If you have low credit, you may have difficulty finding a lender that is willing to loan money to you, or the rates they offer you might not be as good by comparison. This can cost you big bucks over the lifetime of your loan.
The most important factors in developing your credit score are payment history and credit usage. While making regular timely payments boosts your score, missing multiple payments can drop it. If you have a credit limit of $5,000 and you are always near or at the maximum, this can also hurt your score. On the other end, having lower credit usage will help increase it.

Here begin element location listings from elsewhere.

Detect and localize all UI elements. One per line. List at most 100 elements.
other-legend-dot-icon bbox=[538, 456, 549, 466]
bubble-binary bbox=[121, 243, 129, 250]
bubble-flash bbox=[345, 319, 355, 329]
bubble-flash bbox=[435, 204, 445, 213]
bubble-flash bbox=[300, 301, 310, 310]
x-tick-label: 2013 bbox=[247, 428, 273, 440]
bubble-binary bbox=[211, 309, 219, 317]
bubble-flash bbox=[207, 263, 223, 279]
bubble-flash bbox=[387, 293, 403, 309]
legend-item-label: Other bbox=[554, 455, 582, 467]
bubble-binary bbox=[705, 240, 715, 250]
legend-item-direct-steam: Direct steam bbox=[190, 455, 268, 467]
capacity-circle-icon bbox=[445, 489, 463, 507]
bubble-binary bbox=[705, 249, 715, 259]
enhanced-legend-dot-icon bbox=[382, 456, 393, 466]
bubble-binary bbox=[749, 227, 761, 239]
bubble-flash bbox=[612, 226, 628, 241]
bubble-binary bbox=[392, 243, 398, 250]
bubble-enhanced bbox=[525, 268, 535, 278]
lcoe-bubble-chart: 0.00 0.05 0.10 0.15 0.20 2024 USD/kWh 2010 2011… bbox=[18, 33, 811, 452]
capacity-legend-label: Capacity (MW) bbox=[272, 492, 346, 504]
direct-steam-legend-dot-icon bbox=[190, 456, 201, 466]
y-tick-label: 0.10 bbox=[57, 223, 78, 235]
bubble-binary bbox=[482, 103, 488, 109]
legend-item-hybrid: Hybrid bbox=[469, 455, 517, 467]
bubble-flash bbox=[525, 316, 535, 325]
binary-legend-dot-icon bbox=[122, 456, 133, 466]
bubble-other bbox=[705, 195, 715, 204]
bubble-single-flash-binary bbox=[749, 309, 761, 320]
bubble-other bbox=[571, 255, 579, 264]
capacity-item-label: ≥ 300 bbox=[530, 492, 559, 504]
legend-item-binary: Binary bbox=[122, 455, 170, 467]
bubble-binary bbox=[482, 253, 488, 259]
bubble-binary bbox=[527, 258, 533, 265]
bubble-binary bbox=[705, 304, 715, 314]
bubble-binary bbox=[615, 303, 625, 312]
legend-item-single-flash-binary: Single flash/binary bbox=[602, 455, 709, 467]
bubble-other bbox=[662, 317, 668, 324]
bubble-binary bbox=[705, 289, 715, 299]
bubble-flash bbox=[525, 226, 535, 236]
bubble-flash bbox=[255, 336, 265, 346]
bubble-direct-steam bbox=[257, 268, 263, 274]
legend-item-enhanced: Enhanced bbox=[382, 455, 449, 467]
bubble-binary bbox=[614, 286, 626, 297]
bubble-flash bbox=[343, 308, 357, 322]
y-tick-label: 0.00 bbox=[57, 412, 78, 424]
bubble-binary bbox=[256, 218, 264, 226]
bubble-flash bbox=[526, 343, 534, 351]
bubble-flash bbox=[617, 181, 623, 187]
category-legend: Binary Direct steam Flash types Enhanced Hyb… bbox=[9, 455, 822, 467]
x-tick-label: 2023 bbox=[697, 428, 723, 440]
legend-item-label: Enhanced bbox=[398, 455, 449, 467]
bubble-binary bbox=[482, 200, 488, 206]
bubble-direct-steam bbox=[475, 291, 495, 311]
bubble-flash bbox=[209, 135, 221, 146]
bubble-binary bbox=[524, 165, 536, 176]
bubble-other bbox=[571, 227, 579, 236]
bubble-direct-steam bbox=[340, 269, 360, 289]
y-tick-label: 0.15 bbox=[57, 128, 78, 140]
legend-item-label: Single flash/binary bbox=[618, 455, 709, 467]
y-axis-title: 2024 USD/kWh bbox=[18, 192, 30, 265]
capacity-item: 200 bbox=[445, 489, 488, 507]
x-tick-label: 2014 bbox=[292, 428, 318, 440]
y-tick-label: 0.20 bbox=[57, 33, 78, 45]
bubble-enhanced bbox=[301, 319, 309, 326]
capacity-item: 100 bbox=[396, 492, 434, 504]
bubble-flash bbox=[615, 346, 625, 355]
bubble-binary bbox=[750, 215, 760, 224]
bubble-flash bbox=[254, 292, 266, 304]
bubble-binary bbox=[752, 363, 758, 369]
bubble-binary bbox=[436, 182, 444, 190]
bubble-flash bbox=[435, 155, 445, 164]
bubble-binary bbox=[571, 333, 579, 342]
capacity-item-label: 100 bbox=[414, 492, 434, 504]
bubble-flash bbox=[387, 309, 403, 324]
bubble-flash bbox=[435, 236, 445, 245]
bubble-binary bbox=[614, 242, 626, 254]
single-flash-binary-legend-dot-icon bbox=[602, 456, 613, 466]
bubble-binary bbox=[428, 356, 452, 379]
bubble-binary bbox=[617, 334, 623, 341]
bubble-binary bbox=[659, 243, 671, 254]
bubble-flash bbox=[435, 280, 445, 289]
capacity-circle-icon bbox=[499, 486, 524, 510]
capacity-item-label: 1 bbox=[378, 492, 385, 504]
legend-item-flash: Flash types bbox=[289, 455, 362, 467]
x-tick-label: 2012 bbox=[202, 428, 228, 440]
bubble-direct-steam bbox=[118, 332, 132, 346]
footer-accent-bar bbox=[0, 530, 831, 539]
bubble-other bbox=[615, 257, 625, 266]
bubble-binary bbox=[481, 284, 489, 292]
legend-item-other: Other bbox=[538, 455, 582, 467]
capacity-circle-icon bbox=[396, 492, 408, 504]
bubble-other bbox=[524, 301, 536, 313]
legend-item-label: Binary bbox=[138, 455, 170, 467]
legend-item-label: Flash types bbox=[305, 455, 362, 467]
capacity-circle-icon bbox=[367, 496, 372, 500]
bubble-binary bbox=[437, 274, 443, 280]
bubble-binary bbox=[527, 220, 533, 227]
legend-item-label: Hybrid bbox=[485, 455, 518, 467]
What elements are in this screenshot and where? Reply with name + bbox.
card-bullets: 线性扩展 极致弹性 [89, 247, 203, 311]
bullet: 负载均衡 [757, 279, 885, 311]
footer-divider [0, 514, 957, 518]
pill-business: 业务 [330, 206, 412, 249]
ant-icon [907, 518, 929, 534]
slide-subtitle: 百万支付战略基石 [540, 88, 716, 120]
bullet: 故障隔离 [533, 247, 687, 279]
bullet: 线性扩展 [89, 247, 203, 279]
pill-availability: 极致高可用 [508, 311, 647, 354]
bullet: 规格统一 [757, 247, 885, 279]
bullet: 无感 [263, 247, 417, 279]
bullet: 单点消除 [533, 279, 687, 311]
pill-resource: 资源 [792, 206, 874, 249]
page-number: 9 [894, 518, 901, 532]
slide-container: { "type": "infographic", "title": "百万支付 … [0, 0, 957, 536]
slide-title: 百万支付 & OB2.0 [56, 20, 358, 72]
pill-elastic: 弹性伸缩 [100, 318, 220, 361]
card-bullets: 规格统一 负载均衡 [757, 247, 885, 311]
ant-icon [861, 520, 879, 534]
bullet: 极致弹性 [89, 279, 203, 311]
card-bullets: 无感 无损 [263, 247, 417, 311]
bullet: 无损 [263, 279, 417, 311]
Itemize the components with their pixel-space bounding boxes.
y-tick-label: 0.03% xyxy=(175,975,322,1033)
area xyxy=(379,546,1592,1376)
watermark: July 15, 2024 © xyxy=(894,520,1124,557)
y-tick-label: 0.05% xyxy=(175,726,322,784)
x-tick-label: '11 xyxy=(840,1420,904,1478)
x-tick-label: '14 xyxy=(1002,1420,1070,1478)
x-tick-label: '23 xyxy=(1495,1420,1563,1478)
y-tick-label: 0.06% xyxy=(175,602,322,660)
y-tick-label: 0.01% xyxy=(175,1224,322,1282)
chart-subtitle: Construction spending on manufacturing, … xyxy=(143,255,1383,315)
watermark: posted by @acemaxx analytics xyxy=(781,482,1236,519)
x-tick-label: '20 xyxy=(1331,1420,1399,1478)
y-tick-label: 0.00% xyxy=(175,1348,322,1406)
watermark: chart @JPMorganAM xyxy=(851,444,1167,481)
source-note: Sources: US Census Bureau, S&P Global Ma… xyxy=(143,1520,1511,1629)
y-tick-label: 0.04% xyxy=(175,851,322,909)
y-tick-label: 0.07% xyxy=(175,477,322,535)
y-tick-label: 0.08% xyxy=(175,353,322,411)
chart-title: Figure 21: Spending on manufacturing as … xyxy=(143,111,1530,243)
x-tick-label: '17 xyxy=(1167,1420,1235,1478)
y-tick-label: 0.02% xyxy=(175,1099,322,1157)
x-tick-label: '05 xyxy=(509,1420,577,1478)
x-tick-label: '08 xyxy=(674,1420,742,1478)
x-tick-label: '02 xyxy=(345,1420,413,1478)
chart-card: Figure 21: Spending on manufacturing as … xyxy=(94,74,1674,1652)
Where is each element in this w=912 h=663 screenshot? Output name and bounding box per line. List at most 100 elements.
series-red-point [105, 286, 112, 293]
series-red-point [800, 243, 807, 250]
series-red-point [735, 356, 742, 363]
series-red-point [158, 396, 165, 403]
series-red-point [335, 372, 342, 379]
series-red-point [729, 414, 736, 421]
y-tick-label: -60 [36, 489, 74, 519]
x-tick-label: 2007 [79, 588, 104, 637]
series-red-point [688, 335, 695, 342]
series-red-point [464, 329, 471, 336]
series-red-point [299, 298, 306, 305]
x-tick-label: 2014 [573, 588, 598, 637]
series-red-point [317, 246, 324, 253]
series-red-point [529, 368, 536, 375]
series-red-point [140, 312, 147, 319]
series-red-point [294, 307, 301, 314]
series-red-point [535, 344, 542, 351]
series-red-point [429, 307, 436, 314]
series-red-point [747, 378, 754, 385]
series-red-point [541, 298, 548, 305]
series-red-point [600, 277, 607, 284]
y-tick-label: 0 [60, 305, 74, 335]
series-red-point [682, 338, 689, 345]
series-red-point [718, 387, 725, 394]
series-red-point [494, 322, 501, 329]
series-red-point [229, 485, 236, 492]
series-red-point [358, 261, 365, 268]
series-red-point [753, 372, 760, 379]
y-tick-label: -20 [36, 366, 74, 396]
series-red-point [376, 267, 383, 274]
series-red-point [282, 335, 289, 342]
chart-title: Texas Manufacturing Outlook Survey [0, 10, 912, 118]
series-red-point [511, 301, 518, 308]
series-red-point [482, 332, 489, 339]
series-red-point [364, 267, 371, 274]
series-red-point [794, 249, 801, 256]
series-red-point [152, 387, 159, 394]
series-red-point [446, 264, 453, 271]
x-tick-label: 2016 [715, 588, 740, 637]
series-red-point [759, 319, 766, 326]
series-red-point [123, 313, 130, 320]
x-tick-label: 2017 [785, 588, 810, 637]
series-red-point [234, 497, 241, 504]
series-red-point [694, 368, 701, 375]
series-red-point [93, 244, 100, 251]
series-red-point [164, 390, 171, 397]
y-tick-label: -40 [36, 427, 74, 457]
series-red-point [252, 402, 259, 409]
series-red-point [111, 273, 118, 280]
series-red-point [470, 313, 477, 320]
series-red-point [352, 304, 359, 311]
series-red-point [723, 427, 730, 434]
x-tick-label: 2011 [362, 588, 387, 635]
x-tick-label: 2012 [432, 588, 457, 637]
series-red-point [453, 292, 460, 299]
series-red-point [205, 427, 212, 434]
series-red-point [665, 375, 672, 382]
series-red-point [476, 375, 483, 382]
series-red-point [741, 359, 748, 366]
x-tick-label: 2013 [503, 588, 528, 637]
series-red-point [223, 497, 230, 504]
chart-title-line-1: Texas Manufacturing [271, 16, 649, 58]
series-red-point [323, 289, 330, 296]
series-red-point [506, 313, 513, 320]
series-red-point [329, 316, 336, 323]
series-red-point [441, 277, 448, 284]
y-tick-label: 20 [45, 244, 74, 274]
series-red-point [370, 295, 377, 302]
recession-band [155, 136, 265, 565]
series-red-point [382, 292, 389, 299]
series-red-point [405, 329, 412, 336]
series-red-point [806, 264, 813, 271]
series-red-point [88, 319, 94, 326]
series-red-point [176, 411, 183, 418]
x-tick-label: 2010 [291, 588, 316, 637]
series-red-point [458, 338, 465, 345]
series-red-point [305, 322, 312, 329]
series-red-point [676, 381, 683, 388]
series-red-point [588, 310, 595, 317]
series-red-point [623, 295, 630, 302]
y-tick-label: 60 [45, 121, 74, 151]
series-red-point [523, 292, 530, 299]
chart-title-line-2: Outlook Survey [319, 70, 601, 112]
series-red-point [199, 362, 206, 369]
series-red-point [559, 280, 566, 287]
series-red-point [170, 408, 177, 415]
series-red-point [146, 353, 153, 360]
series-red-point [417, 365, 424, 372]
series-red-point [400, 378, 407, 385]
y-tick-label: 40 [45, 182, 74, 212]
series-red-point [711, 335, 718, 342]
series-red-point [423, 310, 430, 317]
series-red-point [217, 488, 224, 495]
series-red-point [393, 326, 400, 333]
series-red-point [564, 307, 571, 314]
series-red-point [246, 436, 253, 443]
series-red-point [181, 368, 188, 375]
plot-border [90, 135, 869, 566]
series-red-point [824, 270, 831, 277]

So how do you know what your score is? Everyone is entitled to 1 free credit report every year from each of the 3 big credit bureaus: Equifax, Experian, and TransUnion. You can get this report by going to annualcreditreport.com.
Hot Tip: There are also other websites, some free and others not, that offer access to your scores as well. Here, we have a complete guide on the best ways to monitor your credit score.
Other Types of Cards
There are a few other common types of cards that are regularly used to make purchases that we’d like to touch on briefly.
An ATM card is a bank card used to access an ATM. Virtually everyone who has a checking account also has a card that can be used at an ATM, in the form of a debit or credit card, which we’ve discussed earlier. However, some banks also issue ATM-only cards, which can’t be used at retailers for making purchases.
Unlike a traditional debit card, prepaid cards can be issued by large credit card issuers (like Visa and Mastercard), but aren’t linked to your checking account. Instead, you load money onto them and use them to make purchases until the balance hits zero.
They allow the convenience of paying with a credit card but don’t have the negative side-effects of potential overdrafts, interest fees, or a credit check.
You will need to monitor the amount on your card closely to avoid declined purchases.
When paying for groceries, the customer’s Supplemental Nutrition Assistance Program (SNAP) Electronic Benefit Transfer (EBT) card is run the same way as a credit/debit card would be. The recipient enters the secret PIN in order to debit the account for the amount of the purchase, and the retailer’s account is credited. No cash money changes hands.
Ultimately, whether you choose a debit card or credit card (or both) should be the type you’re most comfortable with based on the cash you have available and how you prefer to manage your finances.
We hope we’ve been able to provide the pros and cons of each card so that you can make an informed decision about which option is best for you.